Our return coincided with the one-year anniversary of the first New Zealand lockdown, when everyone was nostalgic for their Kiwi lockdown: temporary, short, sunny, warm. Our experience challenged that perception. Our lockdown didn’t fit neatly into their past tense. But ours is not the only one that doesn’t fit, and even as precarious workers we’ve been lucky compared to so many: essential workers, those living in poverty, those for whom home is not a safe place.

Early in the pandemic, I remember worrying about this chasm, this gap between what we were experiencing in the UK and what our friends and whanau were experiencing in New Zealand. This disconnect has been isolating and tough to navigate. People have been talking about the hard work they’ve done to keep New Zealand Covid-free as though people in other countries aren’t also doing that work, even if that work is being compromised by government mismanagement, social media misinformation, and media run by corporate ghouls. It felt like the Team of Five Million were choosing players, and those of us living overseas were being left out. I have dual citizenship; the question of home is more complex for me. It was like being caught in the middle of your parents arguing. 

On going back, by both of us

People are shocked when we tell them that we’re going back. They ask us why when it’s so safe here, it’s so bad over there.

We’ve been telling them that we don’t feel like we’re done yet, which is half an answer. We fell in love with London and the life we had there. The six months we had before lockdown were wonderful and exciting and expanded our creative minds, and that isn’t something that just disappears. Even during lockdown, even when life has been radically different, we’ve found light in dark places. 

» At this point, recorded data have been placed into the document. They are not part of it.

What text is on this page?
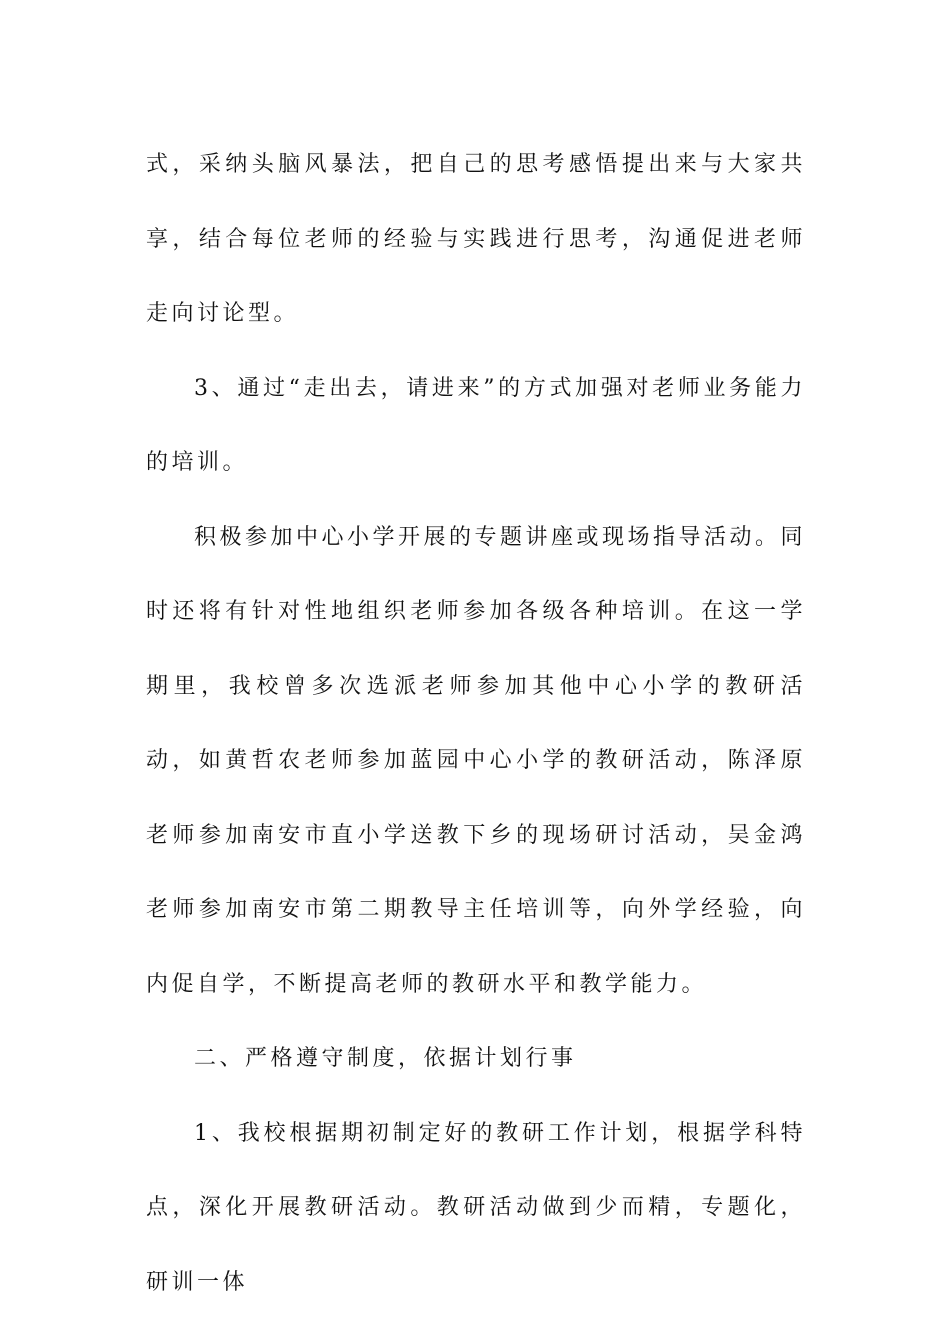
式，采纳头脑风暴法，把自己的思考感悟提出来与大家共享，结合每位老师的经验与实践进行思考，沟通促进老师走向讨论型。

3、通过“走出去，请进来”的方式加强对老师业务能力的培训。

积极参加中心小学开展的专题讲座或现场指导活动。同时还将有针对性地组织老师参加各级各种培训。在这一学期里，我校曾多次选派老师参加其他中心小学的教研活动，如黄哲农老师参加蓝园中心小学的教研活动，陈泽原老师参加南安市直小学送教下乡的现场研讨活动，吴金鸿老师参加南安市第二期教导主任培训等，向外学经验，向内促自学，不断提高老师的教研水平和教学能力。

二、严格遵守制度，依据计划行事

1、我校根据期初制定好的教研工作计划，根据学科特点，深化开展教研活动。教研活动做到少而精，专题化，研训一体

We started a book club with some Kiwi friends who live around the corner from us, hosting intimate dinners and sticking it out even when we’ve been forced to meet on Zoom. Harriet started cycling, exploring the city’s remarkable cycleway network with friends. We gathered the people we could for Adam’s birthday – he was the only one of all our friends who had a birthday out of lockdown – huddled (in a socially distanced way) around the brazier in our backyard. We’ve discovered inner strength, skills we didn’t know we had.

It isn’t an easy equation, black and white, New Zealand good and everywhere else bad. We uprooted ourselves because we wanted to experience life in a new country, to challenge ourselves and learn more about our chosen craft and why we’re doing it. There’s still so much left for us to explore and we’re hopeful – though not without reservation – that there might still be opportunities for us there.

We don’t want to leave the UK before we’re ready. We’ve felt a lot of skepticism, judgment, and condescension for that decision. It’s common to hear people talk about New Zealand like it’s a fortress, like it’s safe behind the walls and everywhere else is troubled, unsafe ground. But it’s more complicated than that. We have family and loved ones in both places, support to carry us through. Troubled ground can still be a home, can still feed you and enrich you.

We’ll be ready to settle back down here soon, in a few years perhaps. We’re just not there yet.

Harriet Hughes is a writer, artist and theatre maker from Wellington. Harriet grew up in Shropshire in the UK, and moved to Wellington as a teenager. Before moving to London, Harriet previously worked as a family lawyer for a number of years.

Adam Goodall is a freelance writer, copywriter, critic and dramaturg from Ashhurst. He was previously the Theatre Editor of the Pantograph Punch and has been published at a number of other New Zealand and international outlets. He has a Masters in Dramaturgy and Writing for Performance from Goldsmiths University of London, with a focus on new writing development.